Among the worst affected beaches as of Sunday are the Shikmona Beach in Haifa and Rosh Hanikra on the Lebanese border. Others include Ga’ash north of Herzliya, Ma’agan Michael, Ma’ayan Zvi, the stretch between Habonim beach and Dor beach and the Galim Reserve.

Also on Sunday, the executive director of the environmental advocacy organization Adam Teva V’Din called on Environmental Protection Minister Gila Gamliel and her ministry to convey information to the public about the disaster in “real time” and with “maximum transparency.”

Amit Bracha wrote to Gamliel that openness was essential given that Israel’s beaches are public property and a source of health and welfare for so many, and that so many members of the public are volunteering to help clean the contamination up.

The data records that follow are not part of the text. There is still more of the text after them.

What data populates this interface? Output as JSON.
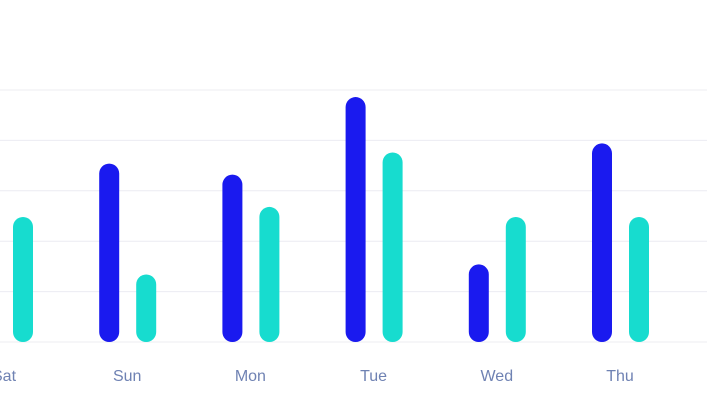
{
  "chart_data": {
    "type": "bar",
    "categories": [
      "Sat",
      "Sun",
      "Mon",
      "Tue",
      "Wed",
      "Thu"
    ],
    "series": [
      {
        "color": "#1a1aef",
        "values": [
          null,
          177,
          166,
          243,
          77,
          197
        ]
      },
      {
        "color": "#17dccf",
        "values": [
          124,
          67,
          134,
          188,
          124,
          124
        ]
      }
    ],
    "ylim": [
      0,
      250
    ],
    "yticks": [
      0,
      50,
      100,
      150,
      200,
      250
    ],
    "grid": true
  }
}
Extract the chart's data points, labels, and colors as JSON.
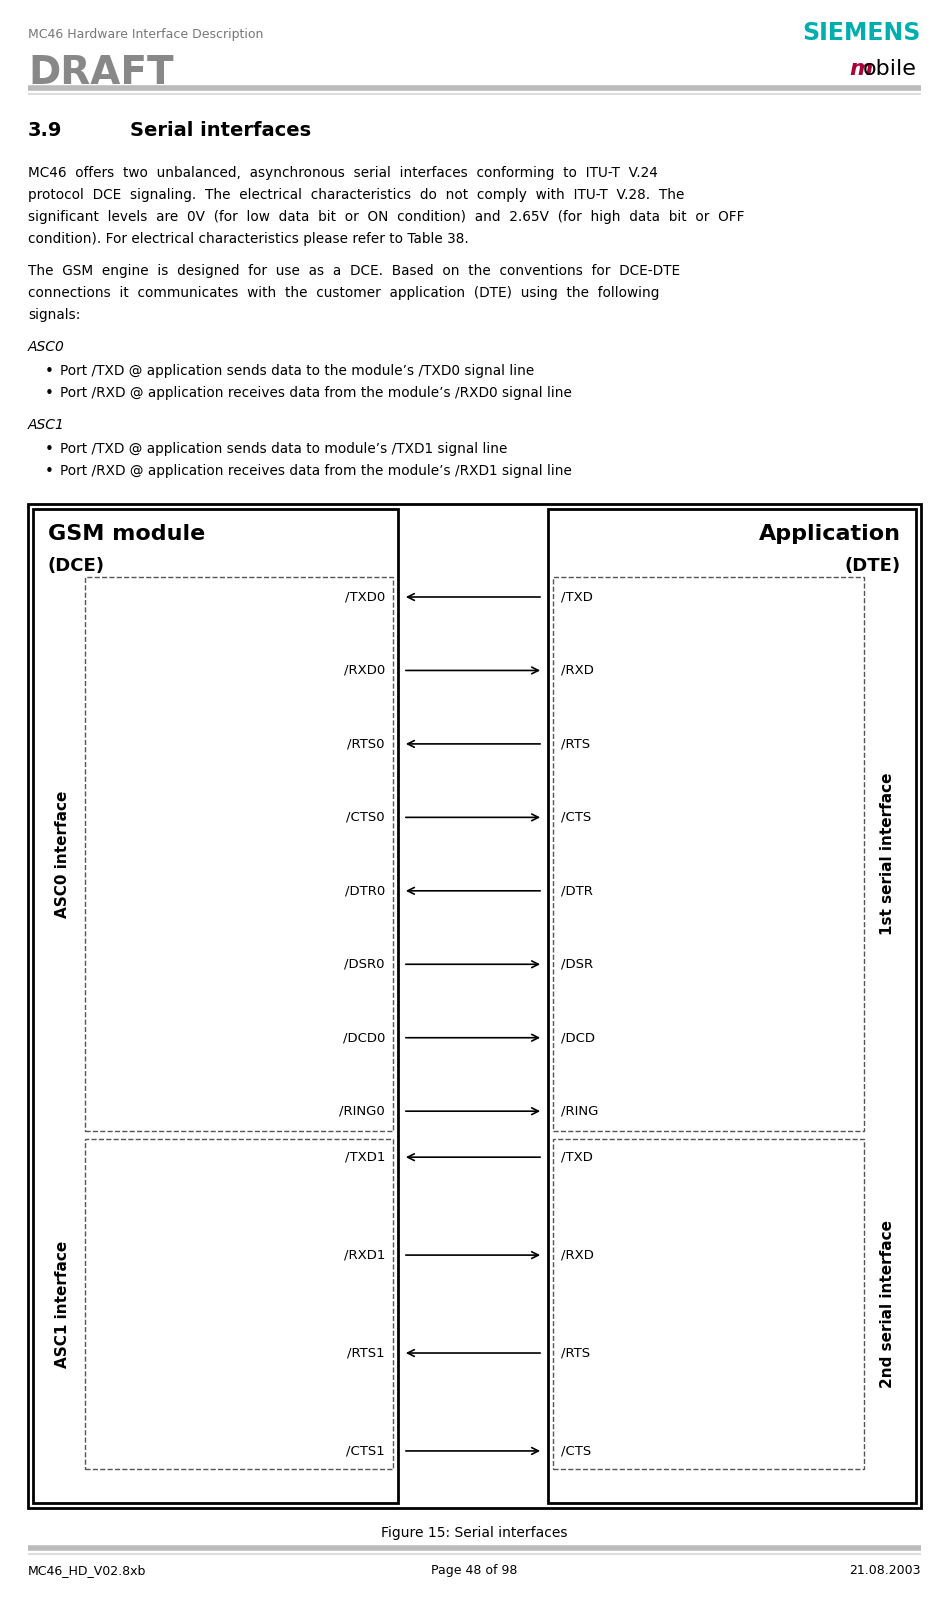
{
  "header_text": "MC46 Hardware Interface Description",
  "draft_text": "DRAFT",
  "siemens_text": "SIEMENS",
  "mobile_text": "mobile",
  "siemens_color": "#00AEAE",
  "mobile_m_color": "#AA003A",
  "footer_left": "MC46_HD_V02.8xb",
  "footer_center": "Page 48 of 98",
  "footer_right": "21.08.2003",
  "section_number": "3.9",
  "section_name": "Serial interfaces",
  "para1_lines": [
    "MC46  offers  two  unbalanced,  asynchronous  serial  interfaces  conforming  to  ITU-T  V.24",
    "protocol  DCE  signaling.  The  electrical  characteristics  do  not  comply  with  ITU-T  V.28.  The",
    "significant  levels  are  0V  (for  low  data  bit  or  ON  condition)  and  2.65V  (for  high  data  bit  or  OFF",
    "condition). For electrical characteristics please refer to Table 38."
  ],
  "para2_lines": [
    "The  GSM  engine  is  designed  for  use  as  a  DCE.  Based  on  the  conventions  for  DCE-DTE",
    "connections  it  communicates  with  the  customer  application  (DTE)  using  the  following",
    "signals:"
  ],
  "asc0_title": "ASC0",
  "asc0_bullets": [
    "Port /TXD @ application sends data to the module’s /TXD0 signal line",
    "Port /RXD @ application receives data from the module’s /RXD0 signal line"
  ],
  "asc1_title": "ASC1",
  "asc1_bullets": [
    "Port /TXD @ application sends data to module’s /TXD1 signal line",
    "Port /RXD @ application receives data from the module’s /RXD1 signal line"
  ],
  "fig_caption": "Figure 15: Serial interfaces",
  "gsm_title": "GSM module",
  "gsm_subtitle": "(DCE)",
  "app_title": "Application",
  "app_subtitle": "(DTE)",
  "asc0_label": "ASC0 interface",
  "asc1_label": "ASC1 interface",
  "first_serial_label": "1st serial interface",
  "second_serial_label": "2nd serial interface",
  "asc0_signals_left": [
    "/TXD0",
    "/RXD0",
    "/RTS0",
    "/CTS0",
    "/DTR0",
    "/DSR0",
    "/DCD0",
    "/RING0"
  ],
  "asc1_signals_left": [
    "/TXD1",
    "/RXD1",
    "/RTS1",
    "/CTS1"
  ],
  "asc0_signals_right": [
    "/TXD",
    "/RXD",
    "/RTS",
    "/CTS",
    "/DTR",
    "/DSR",
    "/DCD",
    "/RING"
  ],
  "asc1_signals_right": [
    "/TXD",
    "/RXD",
    "/RTS",
    "/CTS"
  ],
  "arrow_directions_asc0": [
    "left",
    "right",
    "left",
    "right",
    "left",
    "right",
    "right",
    "right"
  ],
  "arrow_directions_asc1": [
    "left",
    "right",
    "left",
    "right"
  ]
}
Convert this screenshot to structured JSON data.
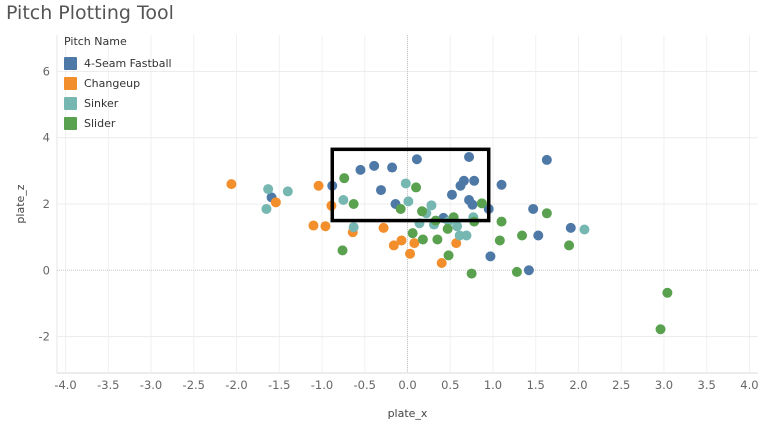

He called on the ministry to publish the minutes of discussions in which decisions were taken on steps to deal with the incident, and to explain the basis for setting the response level to Tier 2.

A Tier 2 spill is one of the three levels of oil spills as categorized by the International Petroleum Industry Environmental Conservation Association (IPIECA). The level is determined by the type of response rather than the scope of the incident.

Amit Bracha, Executive Director, Adam Teva V’Din. (Courtesy)

Bracha set out the information that should be made public, including details about the quantity, composition and consequences of the contamination, the criteria being used to divide up the NIS 45 million ($13.6 million) budgeted by the government to deal with the spill, the plans for coping with a future incident of this kind, and the conclusions already being drawn.

He asked when the findings of an investigation into the state’s response to the incident would be concluded, “assuming that an investigation is planned.”

The government has not yet said anything about an official probe.